Of puppet masters and finding a fix
What's the tech industry supposed to do about all this?
Well for starters, adult supervision from VCs could put a
much-needed end to frat boy behavior, says Janine Yancey, a labor
attorney who served as Google's outside counsel in the Internet
company's early days.
"Venture capital
[firms] have an obligation to counsel and train their founders," says
Yancey, who now runs a startup that provides human resources and
compliance training. "These companies are given millions and millions of
dollars...and they're allowed to make all sorts of really big,
ridiculous decisions that impact society and impact their own careers.
"But venture capitalists pull the strings. They're the
puppet masters. Silicon Valley exists because of VCs. They've got the
money to make it happen," she adds. "With that power should come a huge
responsibility."
Aongus Hegarty, who is
responsible for Dell's business across Europe, the Middle East and
Africa, has made diversity a personal crusade after finding just one
woman on his 12-member leadership team when he took charge three years
ago.
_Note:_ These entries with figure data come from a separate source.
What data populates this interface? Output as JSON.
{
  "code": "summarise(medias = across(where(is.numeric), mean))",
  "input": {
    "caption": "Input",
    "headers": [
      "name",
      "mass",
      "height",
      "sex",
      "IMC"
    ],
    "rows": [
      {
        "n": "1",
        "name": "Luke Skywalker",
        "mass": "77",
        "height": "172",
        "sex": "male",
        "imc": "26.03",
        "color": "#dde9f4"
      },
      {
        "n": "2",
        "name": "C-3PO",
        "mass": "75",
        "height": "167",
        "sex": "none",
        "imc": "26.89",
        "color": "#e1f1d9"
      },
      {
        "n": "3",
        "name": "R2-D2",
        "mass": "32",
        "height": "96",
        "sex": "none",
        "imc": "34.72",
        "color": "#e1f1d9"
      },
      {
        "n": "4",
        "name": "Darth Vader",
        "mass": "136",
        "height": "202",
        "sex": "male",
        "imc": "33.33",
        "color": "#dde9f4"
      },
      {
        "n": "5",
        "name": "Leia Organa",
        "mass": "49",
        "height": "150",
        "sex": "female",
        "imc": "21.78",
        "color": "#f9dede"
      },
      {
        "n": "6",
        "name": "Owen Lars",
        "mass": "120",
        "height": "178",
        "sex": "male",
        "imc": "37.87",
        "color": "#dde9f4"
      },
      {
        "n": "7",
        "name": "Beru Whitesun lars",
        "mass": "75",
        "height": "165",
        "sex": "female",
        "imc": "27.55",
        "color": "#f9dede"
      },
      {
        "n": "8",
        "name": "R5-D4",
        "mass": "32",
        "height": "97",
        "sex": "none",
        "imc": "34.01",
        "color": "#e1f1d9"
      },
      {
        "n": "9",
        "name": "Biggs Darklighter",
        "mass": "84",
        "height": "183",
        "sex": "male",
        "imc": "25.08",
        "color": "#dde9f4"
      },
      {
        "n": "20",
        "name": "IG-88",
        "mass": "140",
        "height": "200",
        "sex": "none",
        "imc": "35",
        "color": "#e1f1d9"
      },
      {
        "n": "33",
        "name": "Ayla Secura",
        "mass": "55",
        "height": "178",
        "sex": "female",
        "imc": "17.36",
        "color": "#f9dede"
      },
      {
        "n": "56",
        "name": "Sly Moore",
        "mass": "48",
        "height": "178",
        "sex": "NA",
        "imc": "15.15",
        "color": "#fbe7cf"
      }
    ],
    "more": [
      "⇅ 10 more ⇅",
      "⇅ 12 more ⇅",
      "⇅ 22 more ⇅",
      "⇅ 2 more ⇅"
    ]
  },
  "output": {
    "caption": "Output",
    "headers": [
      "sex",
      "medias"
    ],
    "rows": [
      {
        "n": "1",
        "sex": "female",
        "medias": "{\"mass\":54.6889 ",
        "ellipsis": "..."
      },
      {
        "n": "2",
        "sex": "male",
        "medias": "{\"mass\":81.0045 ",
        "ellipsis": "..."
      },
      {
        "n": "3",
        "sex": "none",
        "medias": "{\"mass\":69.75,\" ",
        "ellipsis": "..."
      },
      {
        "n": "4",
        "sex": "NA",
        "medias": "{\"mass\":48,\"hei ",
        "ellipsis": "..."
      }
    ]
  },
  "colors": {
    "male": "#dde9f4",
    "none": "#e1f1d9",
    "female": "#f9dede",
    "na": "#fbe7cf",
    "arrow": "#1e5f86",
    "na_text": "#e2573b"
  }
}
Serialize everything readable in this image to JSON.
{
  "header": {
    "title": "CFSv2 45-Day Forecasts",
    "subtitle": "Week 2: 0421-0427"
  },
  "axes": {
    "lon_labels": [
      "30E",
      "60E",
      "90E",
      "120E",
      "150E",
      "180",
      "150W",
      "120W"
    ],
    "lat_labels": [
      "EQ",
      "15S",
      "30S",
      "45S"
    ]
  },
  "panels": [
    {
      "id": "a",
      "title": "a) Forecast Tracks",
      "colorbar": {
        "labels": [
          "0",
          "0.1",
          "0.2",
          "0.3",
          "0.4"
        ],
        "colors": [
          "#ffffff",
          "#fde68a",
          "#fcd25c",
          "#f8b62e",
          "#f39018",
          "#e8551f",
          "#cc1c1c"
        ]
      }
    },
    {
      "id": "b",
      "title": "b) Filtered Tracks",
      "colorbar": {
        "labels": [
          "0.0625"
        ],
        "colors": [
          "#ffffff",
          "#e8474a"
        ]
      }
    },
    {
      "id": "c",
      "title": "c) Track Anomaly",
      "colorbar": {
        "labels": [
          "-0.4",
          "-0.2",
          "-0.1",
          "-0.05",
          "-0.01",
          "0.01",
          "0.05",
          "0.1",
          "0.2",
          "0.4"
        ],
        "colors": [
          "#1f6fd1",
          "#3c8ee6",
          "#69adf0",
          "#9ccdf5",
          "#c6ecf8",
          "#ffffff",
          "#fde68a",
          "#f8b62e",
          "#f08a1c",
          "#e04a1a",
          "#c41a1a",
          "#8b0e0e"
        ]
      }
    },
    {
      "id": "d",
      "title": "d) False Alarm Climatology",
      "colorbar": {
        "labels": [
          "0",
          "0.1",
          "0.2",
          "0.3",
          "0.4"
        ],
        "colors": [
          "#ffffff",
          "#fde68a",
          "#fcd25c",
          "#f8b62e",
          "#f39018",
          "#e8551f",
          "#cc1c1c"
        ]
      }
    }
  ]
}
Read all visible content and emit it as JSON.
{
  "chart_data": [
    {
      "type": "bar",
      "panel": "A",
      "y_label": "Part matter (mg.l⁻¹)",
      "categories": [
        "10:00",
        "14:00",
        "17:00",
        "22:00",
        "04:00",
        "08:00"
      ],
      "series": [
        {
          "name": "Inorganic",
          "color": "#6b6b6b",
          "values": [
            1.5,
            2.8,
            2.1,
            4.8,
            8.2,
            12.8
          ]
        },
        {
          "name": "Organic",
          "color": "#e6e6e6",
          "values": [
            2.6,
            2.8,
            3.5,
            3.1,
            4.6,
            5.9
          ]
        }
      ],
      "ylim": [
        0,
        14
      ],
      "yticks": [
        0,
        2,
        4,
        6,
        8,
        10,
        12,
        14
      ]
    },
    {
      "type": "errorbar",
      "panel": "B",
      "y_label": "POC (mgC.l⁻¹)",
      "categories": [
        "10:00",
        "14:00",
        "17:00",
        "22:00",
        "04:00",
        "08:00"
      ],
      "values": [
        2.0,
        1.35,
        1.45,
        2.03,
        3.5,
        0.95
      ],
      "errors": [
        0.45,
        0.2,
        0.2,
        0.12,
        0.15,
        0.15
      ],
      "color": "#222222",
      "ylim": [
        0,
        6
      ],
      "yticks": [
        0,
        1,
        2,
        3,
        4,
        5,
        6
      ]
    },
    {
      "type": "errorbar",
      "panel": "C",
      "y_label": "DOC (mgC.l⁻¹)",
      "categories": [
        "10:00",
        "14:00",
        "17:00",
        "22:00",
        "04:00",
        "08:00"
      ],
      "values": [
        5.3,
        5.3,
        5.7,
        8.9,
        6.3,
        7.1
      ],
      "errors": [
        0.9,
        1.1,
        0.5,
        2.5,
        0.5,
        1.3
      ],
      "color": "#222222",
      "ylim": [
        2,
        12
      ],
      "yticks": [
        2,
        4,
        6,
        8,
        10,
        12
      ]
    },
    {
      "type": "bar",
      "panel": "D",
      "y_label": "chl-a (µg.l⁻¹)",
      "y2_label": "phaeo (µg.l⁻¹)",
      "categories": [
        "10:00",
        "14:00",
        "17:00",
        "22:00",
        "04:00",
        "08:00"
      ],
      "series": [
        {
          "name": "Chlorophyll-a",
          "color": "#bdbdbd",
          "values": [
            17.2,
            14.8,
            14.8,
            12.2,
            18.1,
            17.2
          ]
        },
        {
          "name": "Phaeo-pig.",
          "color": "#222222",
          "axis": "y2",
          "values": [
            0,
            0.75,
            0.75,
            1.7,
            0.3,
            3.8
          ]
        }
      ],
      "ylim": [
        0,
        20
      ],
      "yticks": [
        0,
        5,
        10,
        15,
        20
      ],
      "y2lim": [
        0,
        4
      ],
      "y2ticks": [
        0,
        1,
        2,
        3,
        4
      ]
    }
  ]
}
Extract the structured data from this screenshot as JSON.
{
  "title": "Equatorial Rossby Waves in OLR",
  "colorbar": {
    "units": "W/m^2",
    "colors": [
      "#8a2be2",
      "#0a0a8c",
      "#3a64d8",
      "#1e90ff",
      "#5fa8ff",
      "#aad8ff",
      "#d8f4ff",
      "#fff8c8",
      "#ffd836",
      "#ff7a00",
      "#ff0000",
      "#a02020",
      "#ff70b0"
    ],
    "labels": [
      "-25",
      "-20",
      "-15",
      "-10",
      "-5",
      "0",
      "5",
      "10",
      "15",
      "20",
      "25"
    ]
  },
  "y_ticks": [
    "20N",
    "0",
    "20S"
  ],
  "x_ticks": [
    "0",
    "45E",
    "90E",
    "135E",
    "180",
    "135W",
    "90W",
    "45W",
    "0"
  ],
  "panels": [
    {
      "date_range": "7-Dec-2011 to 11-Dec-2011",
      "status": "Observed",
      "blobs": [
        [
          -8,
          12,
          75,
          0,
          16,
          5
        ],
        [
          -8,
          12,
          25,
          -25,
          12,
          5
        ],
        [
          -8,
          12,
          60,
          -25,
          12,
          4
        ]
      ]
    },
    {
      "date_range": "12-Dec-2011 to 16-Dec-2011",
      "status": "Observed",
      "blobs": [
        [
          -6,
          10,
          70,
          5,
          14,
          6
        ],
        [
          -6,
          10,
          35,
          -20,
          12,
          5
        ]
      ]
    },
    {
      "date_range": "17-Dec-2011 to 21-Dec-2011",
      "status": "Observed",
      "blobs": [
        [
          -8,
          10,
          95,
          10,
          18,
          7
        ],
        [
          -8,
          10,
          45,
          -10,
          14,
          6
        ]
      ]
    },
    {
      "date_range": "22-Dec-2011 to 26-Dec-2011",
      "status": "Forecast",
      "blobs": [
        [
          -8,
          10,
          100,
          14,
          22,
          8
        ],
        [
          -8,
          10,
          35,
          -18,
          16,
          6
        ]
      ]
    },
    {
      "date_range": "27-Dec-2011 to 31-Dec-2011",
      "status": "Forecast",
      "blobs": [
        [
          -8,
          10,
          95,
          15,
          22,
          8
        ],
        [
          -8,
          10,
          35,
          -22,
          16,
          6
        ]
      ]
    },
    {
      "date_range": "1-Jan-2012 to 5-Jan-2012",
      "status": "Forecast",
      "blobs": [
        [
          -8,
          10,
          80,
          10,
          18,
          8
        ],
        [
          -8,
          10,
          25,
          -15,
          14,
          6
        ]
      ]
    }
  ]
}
Today there are five. His solution: get more men engaged in solving
the problem.
"I put the whole issue of
inclusion on our agenda as a standard item" at quarterly meetings,
Hegarty says. "I [along with] members of our leadership team have to be
more proactive."
Bartz says women need to
work less, network more -- and demand the credit they believe they're
due. "You have to be your own best salesman."